I’ve found a couple on ebay that were so-so and plenty that are simply too expensive and today I thought I’d check one more time and amazingly, there was a new one on ebay that just felt perfect. So, I ordered it this morning. It is coming from Australia and I hope it gets here in time. The only problem with it is that I don’t think it can go outside and I’d really like to have one to put out by his tree.

Dizang (Jizo Bosatsu) with 2 Children - 100mm
I also want to get a new memory box that can actually hold the cards, folders, etc. that I have. I have them in a box right now, but it is too small and the folders don’t fit. I can’t quite find the right one though. I’ve tried several and end up rejecting them.

Feelings After Multiple Pregnancy Losses

I am involved with the founding of a new miscarriage-support organization (The Amethyst Network) that is going to be launched on October 15th.

Recently the subject of multiple losses came up and I shared some of my feelings about my second loss, which I hardly ever talk about.

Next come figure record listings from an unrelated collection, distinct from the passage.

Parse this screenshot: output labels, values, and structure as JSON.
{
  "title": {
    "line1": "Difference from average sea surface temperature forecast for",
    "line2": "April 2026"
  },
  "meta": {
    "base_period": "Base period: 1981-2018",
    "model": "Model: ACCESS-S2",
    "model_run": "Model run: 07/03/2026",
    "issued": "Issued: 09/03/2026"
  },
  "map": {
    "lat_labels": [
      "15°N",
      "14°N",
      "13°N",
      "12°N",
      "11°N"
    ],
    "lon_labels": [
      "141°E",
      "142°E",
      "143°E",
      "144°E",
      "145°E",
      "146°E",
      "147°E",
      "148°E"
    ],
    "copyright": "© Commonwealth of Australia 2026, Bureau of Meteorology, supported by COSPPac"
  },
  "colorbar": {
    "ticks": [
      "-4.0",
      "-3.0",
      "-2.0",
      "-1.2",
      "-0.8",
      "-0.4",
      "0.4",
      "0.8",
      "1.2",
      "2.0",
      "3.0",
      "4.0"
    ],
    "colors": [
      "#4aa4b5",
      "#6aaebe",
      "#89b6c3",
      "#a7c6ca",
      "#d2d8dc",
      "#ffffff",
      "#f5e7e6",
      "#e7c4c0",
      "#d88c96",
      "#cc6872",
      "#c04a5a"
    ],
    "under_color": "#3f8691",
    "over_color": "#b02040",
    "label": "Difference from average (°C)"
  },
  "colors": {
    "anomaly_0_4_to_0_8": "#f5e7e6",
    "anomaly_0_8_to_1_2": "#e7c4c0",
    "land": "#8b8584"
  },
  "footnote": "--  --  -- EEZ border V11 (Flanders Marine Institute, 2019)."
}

While both my losses were emotionally very painful, they each had their own “special” kind of pain—with the first it was primarily over the BABY. My baby that I wanted so badly, had died. Since I was 15 weeks pregnant—and thus saw and touched my baby after his birth—and labored and gave birth to him in my own way, the “closure” so to speak was better with him. I can barely write about my second loss, because the pain that came with it was so different and in many ways harder—I felt shame about that loss (for having tried again “too soon”). Confusion because of the earliness of it. Despair that perhaps I was refusing to get the “message” that maybe we weren’t meant to have more children. No “closure” because I only saw blood and later a tiny, tiny embryo. Guilt that I had “replaced” my other little baby’s meaning and loss with this new, lesser (in gestation) loss. Muted and closed in (instead of reaching out to others, I felt like I didn’t want anyone to know and didn’t want to talk about it). Horror that now I was two for two—two living children and two dead ones. Sadness and grief that I just had to “layer” on top of my first loss, because I was unable to separate the two/fully think about the second. It was so complicated and awful to go through all these feelings. The first loss was much “cleaner” in a way (emotionally).

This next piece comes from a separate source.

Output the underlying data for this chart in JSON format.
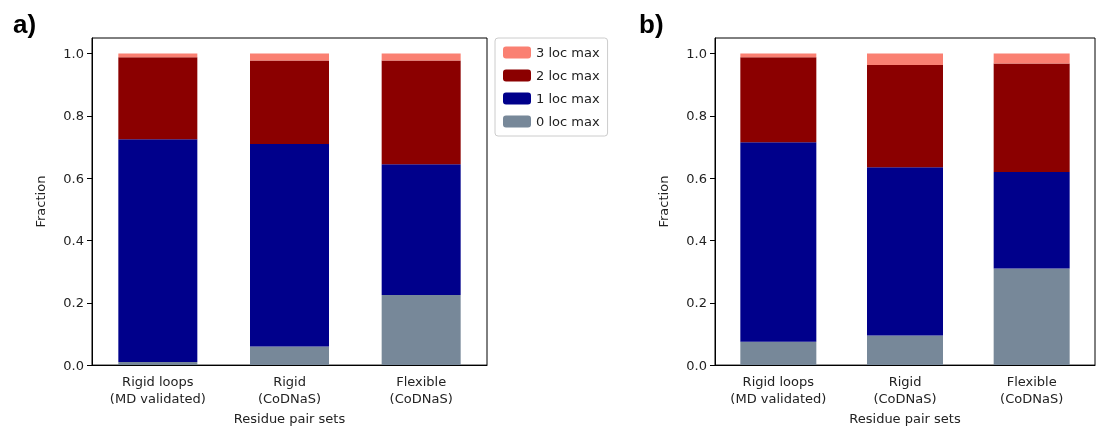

As I’ve noted, I’m kind of putting this blog on hold until January when my new baby is born. I still have a LOT I’d like to share about miscarriage, coming now from a sharing/helping others place, rather than a processing or “dwelling” place as well as work I’d like to do on my book. During my current pregnancy just doesn’t feel like the right time for writing the posts that I do plan to eventually write, however, since the topic came up and I’d written about it, I felt like sharing here as well!